On the other hand, the GSI upholds the principle of indivisible global security, pointing out that the realistic confrontational approach to security will come to a dead end. To resolve the security dilemma, it is vital to attach importance to others’ security concerns and follow the path of common security. 

In addition, the GSI can help break away from the excessive noise of the liberal security theory. Different from realism, liberalism represents another voice in Western security philosophy. In modern times, particularly since WWII, Western liberal security views have made notable contributions to proposing and practicing collective security, building the United Nations, and upholding international security rules. Yet, we should also note that under the guidance of some Western countries’ one-sided world views and values, many liberalists have trumpeted the “democratic peace theory,” pursuing the universal significance of Western values and trying to promote so-called democracy and human rights to other countries, even through interfering in other countries’ internal affairs and toppling their regimes by force. 

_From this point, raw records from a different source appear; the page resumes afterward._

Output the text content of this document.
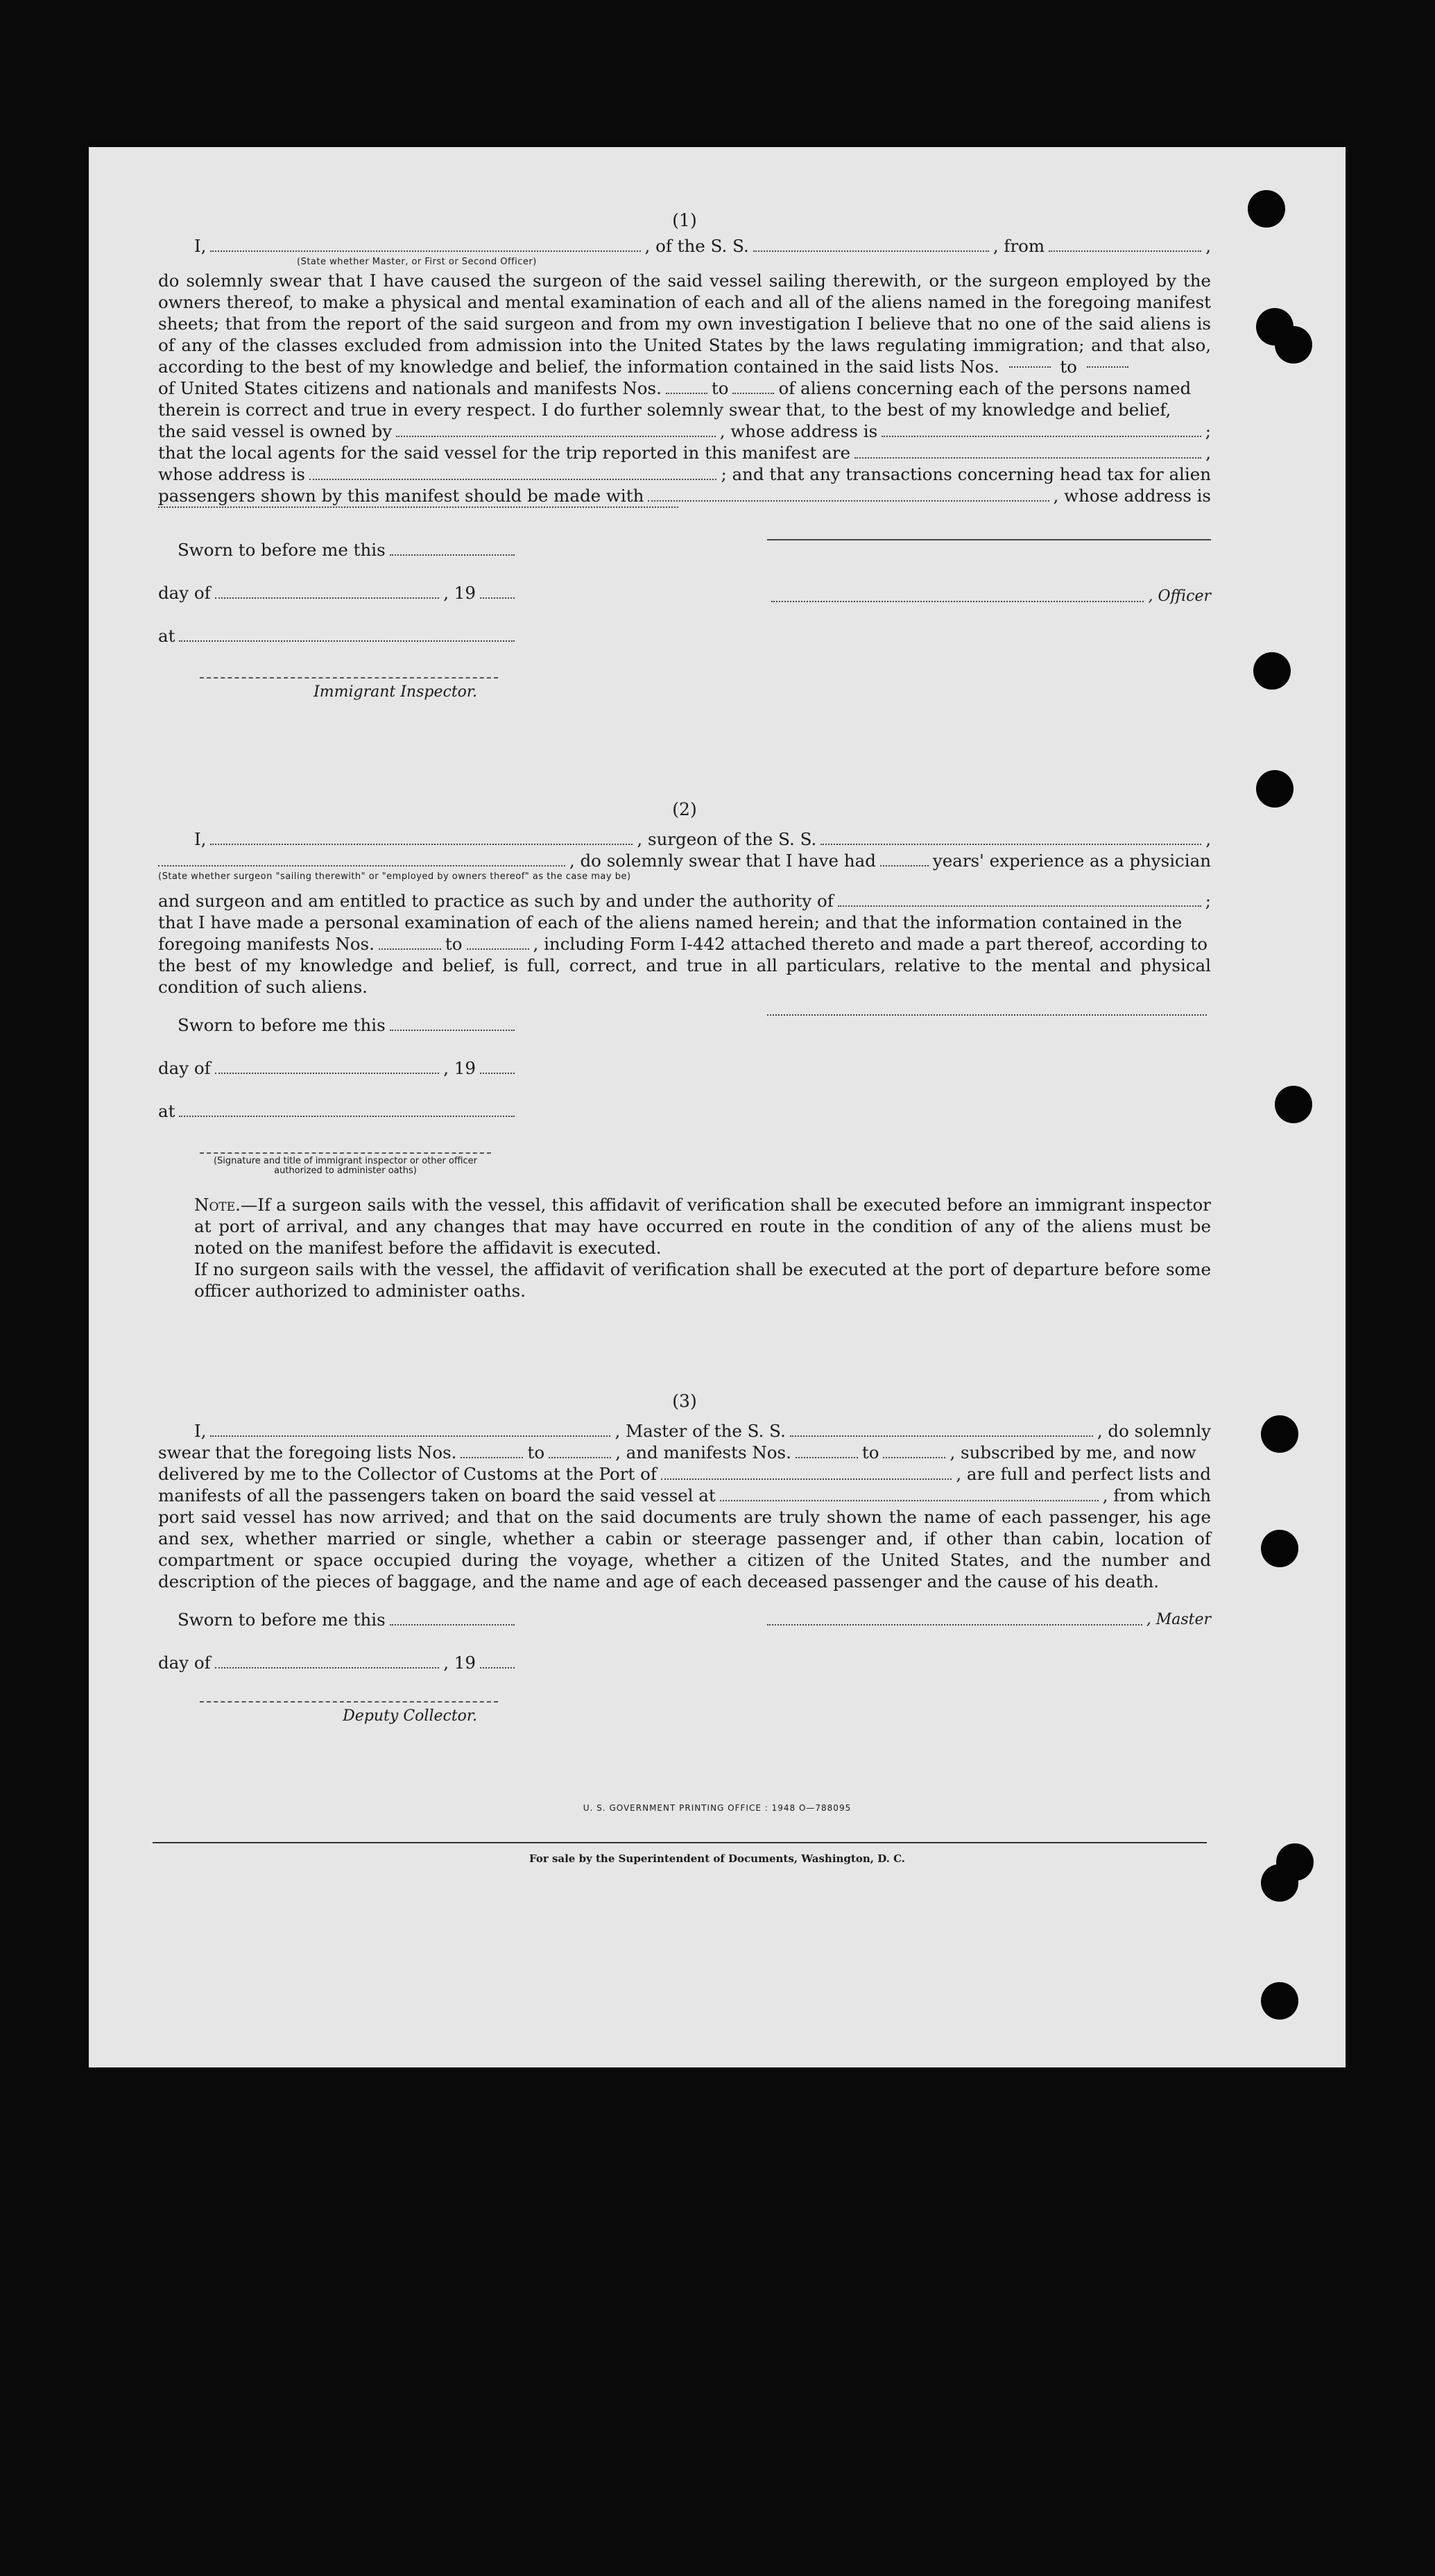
(1)
I,	, of the S. S.	, from	,
(State whether Master, or First or Second Officer)
do solemnly swear that I have caused the surgeon of the said vessel sailing therewith, or the surgeon employed by the owners thereof, to make a physical and mental examination of each and all of the aliens named in the foregoing manifest sheets; that from the report of the said surgeon and from my own investigation I believe that no one of the said aliens is of any of the classes excluded from admission into the United States by the laws regulating immigration; and that also, according to the best of my knowledge and belief, the information contained in the said lists Nos.	to
of United States citizens and nationals and manifests Nos.	to	of aliens concerning each of the persons named
therein is correct and true in every respect. I do further solemnly swear that, to the best of my knowledge and belief,
the said vessel is owned by	, whose address is	;
that the local agents for the said vessel for the trip reported in this manifest are	,
whose address is	; and that any transactions concerning head tax for alien
passengers shown by this manifest should be made with	, whose address is
Sworn to before me this
day of	, 19
at
Immigrant Inspector.
, Officer
(2)
I,	, surgeon of the S. S.	,
, do solemnly swear that I have had	years' experience as a physician
(State whether surgeon "sailing therewith" or "employed by owners thereof" as the case may be)
and surgeon and am entitled to practice as such by and under the authority of	;
that I have made a personal examination of each of the aliens named herein; and that the information contained in the
foregoing manifests Nos.	to	, including Form I-442 attached thereto and made a part thereof, according to
the best of my knowledge and belief, is full, correct, and true in all particulars, relative to the mental and physical condition of such aliens.
Sworn to before me this
day of	, 19
at
(Signature and title of immigrant inspector or other officer authorized to administer oaths)
Note.—If a surgeon sails with the vessel, this affidavit of verification shall be executed before an immigrant inspector at port of arrival, and any changes that may have occurred en route in the condition of any of the aliens must be noted on the manifest before the affidavit is executed.
If no surgeon sails with the vessel, the affidavit of verification shall be executed at the port of departure before some officer authorized to administer oaths.
(3)
I,	, Master of the S. S.	, do solemnly
swear that the foregoing lists Nos.	to	, and manifests Nos.	to	, subscribed by me, and now
delivered by me to the Collector of Customs at the Port of	, are full and perfect lists and
manifests of all the passengers taken on board the said vessel at	, from which
port said vessel has now arrived; and that on the said documents are truly shown the name of each passenger, his age and sex, whether married or single, whether a cabin or steerage passenger and, if other than cabin, location of compartment or space occupied during the voyage, whether a citizen of the United States, and the number and description of the pieces of baggage, and the name and age of each deceased passenger and the cause of his death.
Sworn to before me this
day of	, 19
Deputy Collector.
, Master
U. S. GOVERNMENT PRINTING OFFICE : 1948 O—788095
For sale by the Superintendent of Documents, Washington, D. C.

Relatively, the GSI is more mature. China always underscores respecting the sovereignty and territorial integrity of all countries, and upholding non-interference in internal affairs, which are critical to the security and stability of the international community. In the foreseeable future, the international community is unlikely to develop a “central government” that can monopolize violence and maintain security. Sovereign states will remain the principal forces protecting their own citizens and realizing regional and world peace.  

Once the sovereignty principle is breached, international security will be at stake. Based on this pragmatic view, the GSI emphasizes respecting the independent choices of development paths and social systems made by people in different countries, and rejecting double standards. Only by taking into account each country’s national conditions can its people enjoy real security; only by respecting each other’s choices can mindless bloodshed and conflict be avoided. In this sense, the GSI is more inclusive and open than the liberal security theory. 

Li Kaisheng is a research fellow and deputy director of the Institute of International Relations at the Shanghai Academy of Social Sciences.